Bu tip hastaların en büyük komplikasyonlarından birinin kemik kırıkları
olduğunu bildiren Karaöz, Biz bir önceki çalışmamızda, bu kemik kırıklarına
kemik yapımından sorumlu hücrelerin bir takım defektleri olduğu için nedenini
keşfetmiştik. Şimdi bu hücreleri embriyonik döneme yeniden programlayacağız ve
programladığımız hücrelerden neler olup bittiğini anlamaya çalışarak hastaların
bu komplikasyonlarının gelecekte tedavisine yönelik çabalarımız olacak
ifadesini kullandı.
-Bir çok hastalık için benzer metotlar kullanılabilir-
Prof. Dr.
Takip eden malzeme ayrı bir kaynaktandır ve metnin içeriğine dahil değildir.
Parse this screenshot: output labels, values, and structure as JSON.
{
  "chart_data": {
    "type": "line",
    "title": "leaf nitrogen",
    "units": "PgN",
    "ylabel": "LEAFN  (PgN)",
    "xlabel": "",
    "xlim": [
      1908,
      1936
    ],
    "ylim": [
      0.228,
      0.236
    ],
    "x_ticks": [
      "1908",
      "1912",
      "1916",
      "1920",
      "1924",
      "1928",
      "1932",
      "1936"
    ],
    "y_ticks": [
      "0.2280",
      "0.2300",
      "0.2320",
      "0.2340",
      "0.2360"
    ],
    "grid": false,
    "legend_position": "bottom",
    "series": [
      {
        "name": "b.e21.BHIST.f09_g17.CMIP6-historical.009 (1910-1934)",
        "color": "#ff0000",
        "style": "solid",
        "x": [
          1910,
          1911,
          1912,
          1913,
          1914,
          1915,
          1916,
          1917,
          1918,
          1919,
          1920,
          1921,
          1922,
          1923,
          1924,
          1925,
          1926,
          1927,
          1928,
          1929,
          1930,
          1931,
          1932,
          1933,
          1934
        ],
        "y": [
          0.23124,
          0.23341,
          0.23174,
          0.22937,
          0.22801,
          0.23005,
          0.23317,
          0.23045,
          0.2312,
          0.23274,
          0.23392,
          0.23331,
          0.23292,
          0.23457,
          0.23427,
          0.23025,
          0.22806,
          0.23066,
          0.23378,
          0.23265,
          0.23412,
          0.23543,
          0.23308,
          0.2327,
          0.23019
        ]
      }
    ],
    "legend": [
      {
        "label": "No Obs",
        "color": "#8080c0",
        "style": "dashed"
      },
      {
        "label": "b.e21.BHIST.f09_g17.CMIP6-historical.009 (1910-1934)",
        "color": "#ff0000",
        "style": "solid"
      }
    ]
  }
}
Karaöz, kök hücre çalışmalarının önünün açık olduğunu belirterek,
Türkiyenin bu alanda dünyanın öncü ülkeleri arasında yer alabilecek bilimsel ve
teknik altyapıya sahip olduğunu bildirdi.
Yeniden programlanmış kök hücre çalışmalarının önemine değinen Karaöz,
şunları söyledi:
Bilim insanları başka doku ya da organlarımızın hücrelerinin bir kısmının
başka işlevler yapmak üzere programlanmaya yönelik çabalar sarf etmekte.
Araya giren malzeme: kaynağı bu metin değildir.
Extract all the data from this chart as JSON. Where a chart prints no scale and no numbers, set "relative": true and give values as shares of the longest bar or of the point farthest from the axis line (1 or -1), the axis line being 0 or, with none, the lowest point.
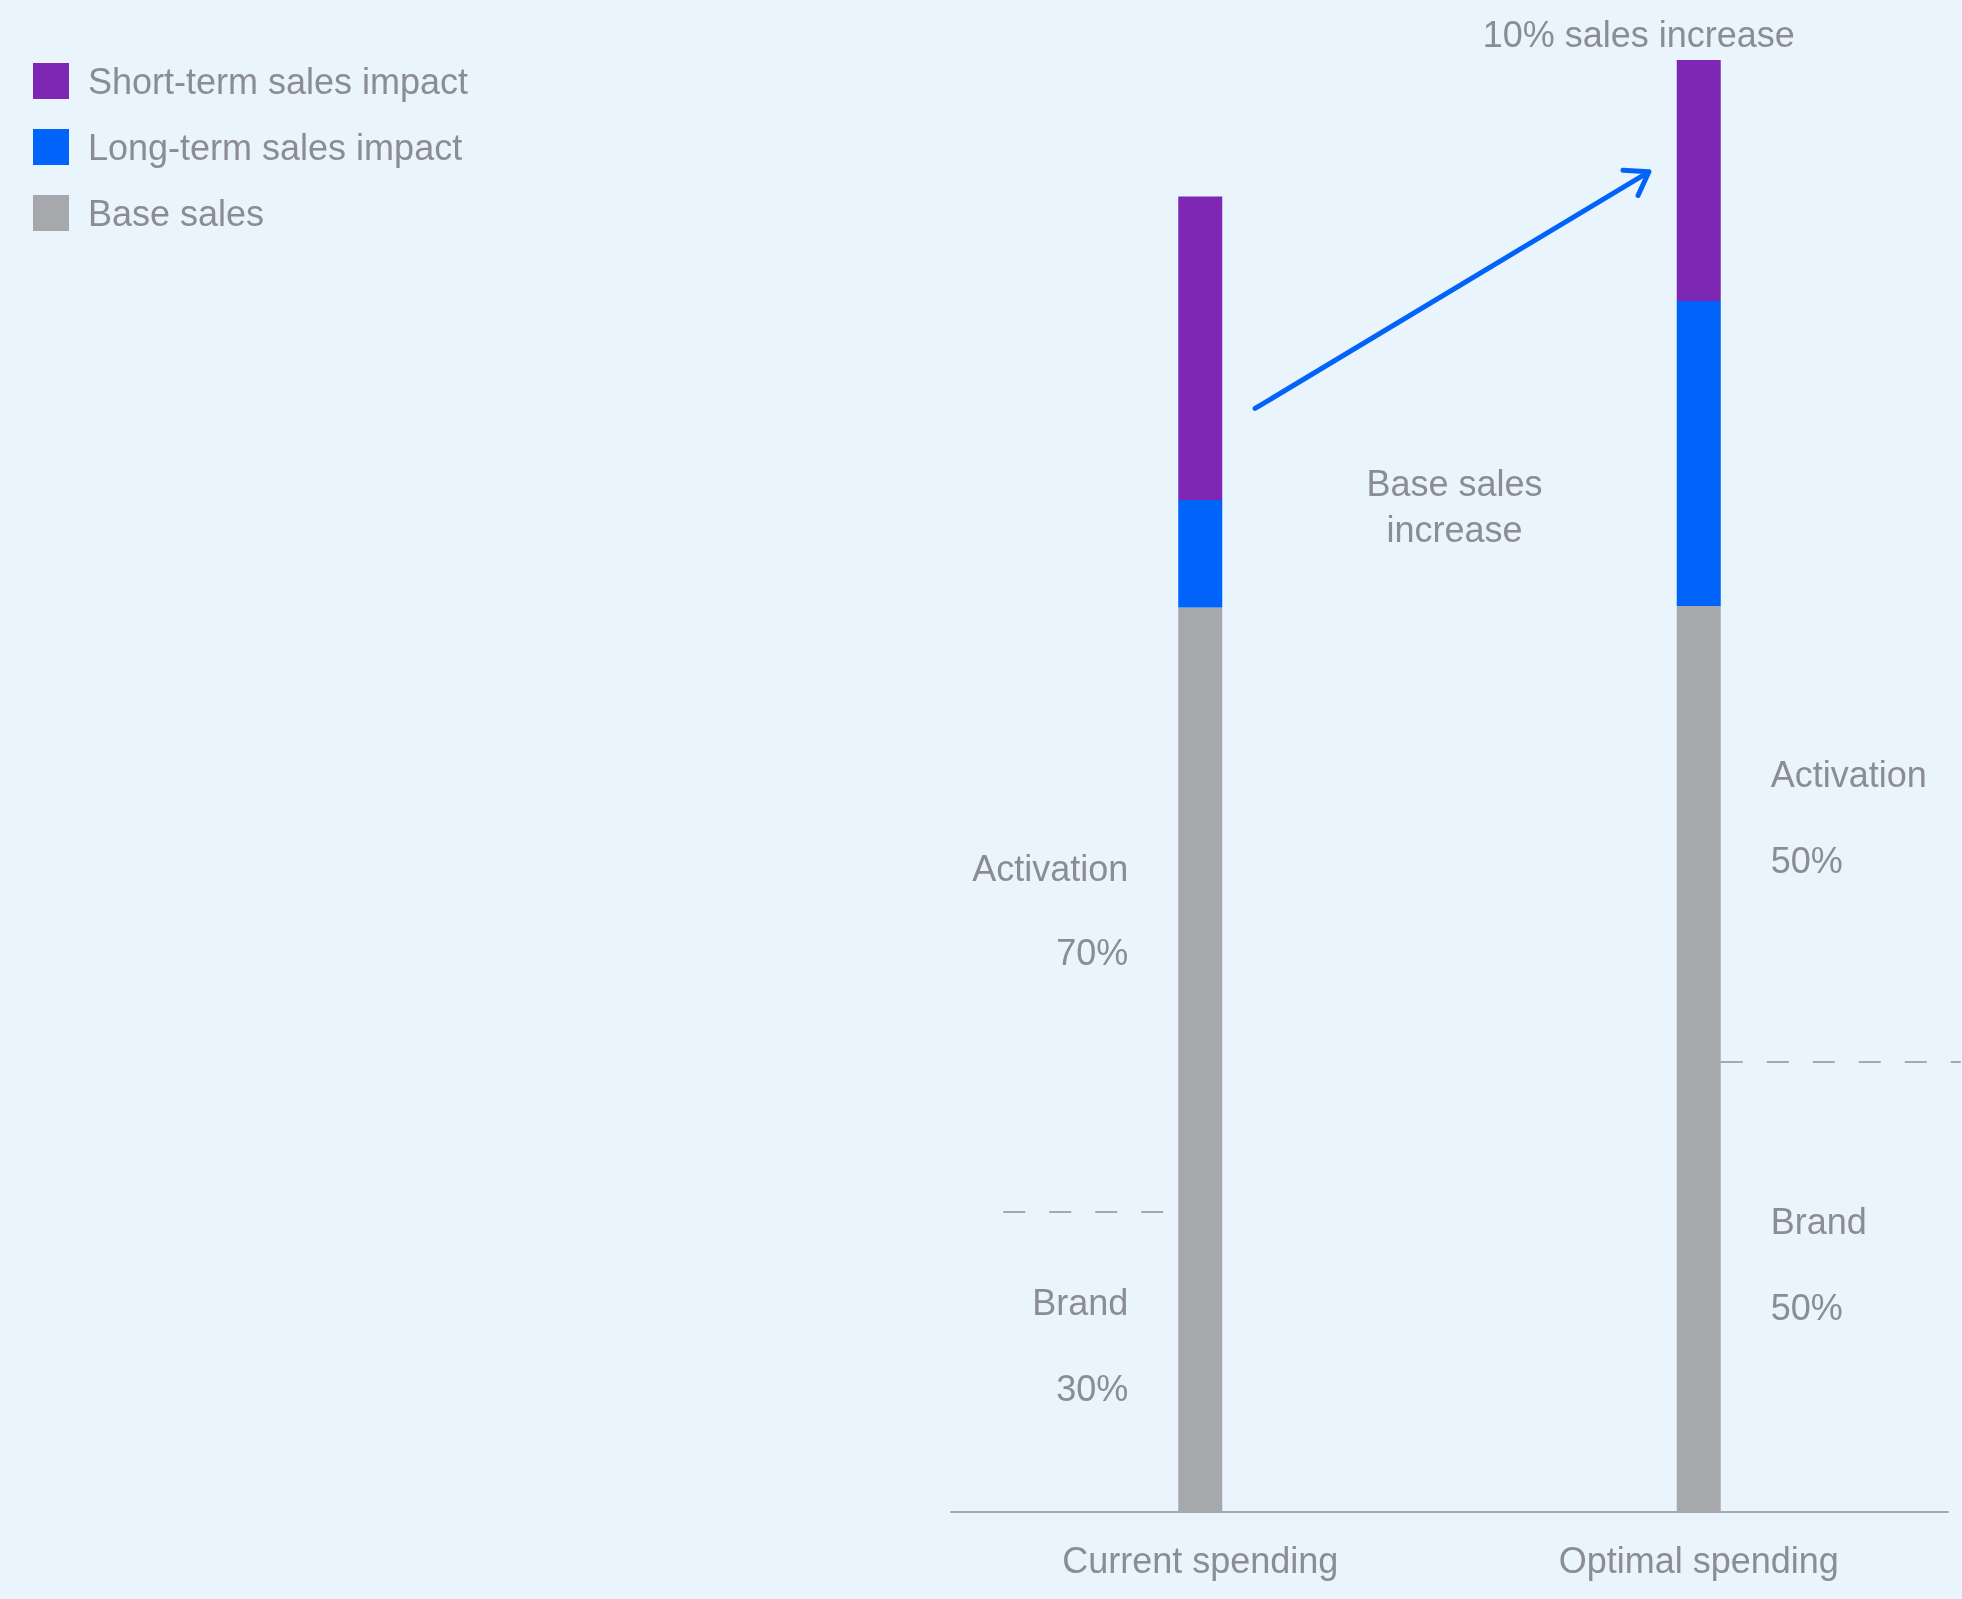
{
  "chart_data": {
    "type": "bar",
    "stacked": true,
    "relative": true,
    "legend": "top left",
    "categories": [
      "Current spending",
      "Optimal spending"
    ],
    "series": [
      {
        "name": "Base sales",
        "color": "#a7a8ab",
        "values": [
          0.623,
          0.624
        ]
      },
      {
        "name": "Long-term sales impact",
        "color": "#0064fa",
        "values": [
          0.074,
          0.21
        ]
      },
      {
        "name": "Short-term sales impact",
        "color": "#7f27b5",
        "values": [
          0.209,
          0.166
        ]
      }
    ],
    "ref_lines": [
      {
        "axis": "y",
        "value": 0.207,
        "line_style": "dashed",
        "color": "#a7a8ab"
      },
      {
        "axis": "y",
        "value": 0.31,
        "line_style": "dashed",
        "color": "#a7a8ab"
      }
    ],
    "annotations": [
      {
        "text": "10% sales increase",
        "x": "Optimal spending",
        "y": 1
      },
      "Base sales increase",
      "Activation",
      "70%",
      "Brand",
      "30%",
      "Activation",
      "50%",
      "Brand",
      "50%"
    ]
  }
}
Günümüzde pek çok hastalığın tedavisinde, örneğin tip 1 diyabette bu tür
girişimler söz konusu. Bilindiği üzere tip 1 diyabet pankreasta insülin
salgılayan hücrelerin bir şekilde ölmesi sonucu ortaya çıkan bir hastalık. Bu tip
sağlık sorunları olanlar için bir yandan kök hücre teknolojileri kullanılarak
yeni insülin üreten hücrelerin laboratuarlarda yapılmasına çalışılırken, diğer
yandan da vücudumuzda bulunan bazı doku ve organlardaki hücreleri yeniden
programlayarak insülin salgılayan hücrelere dönüştürme girişimleri var. Örneğin
karaciğerin bir kısmına insülin salgılatma girişimleri var ya da bağırsakların
bir kısmına insülin salgılatmaya yönelik girişimler var.
Praf. Dr. Karaöz, KOGEM olarak yeterli destekleri alabilmeleri halinde bir
çok hastalık için benzer metodojik yaklaşımları kullanarak hücreleri yeniden
programlayabileceklerini dile getirdi.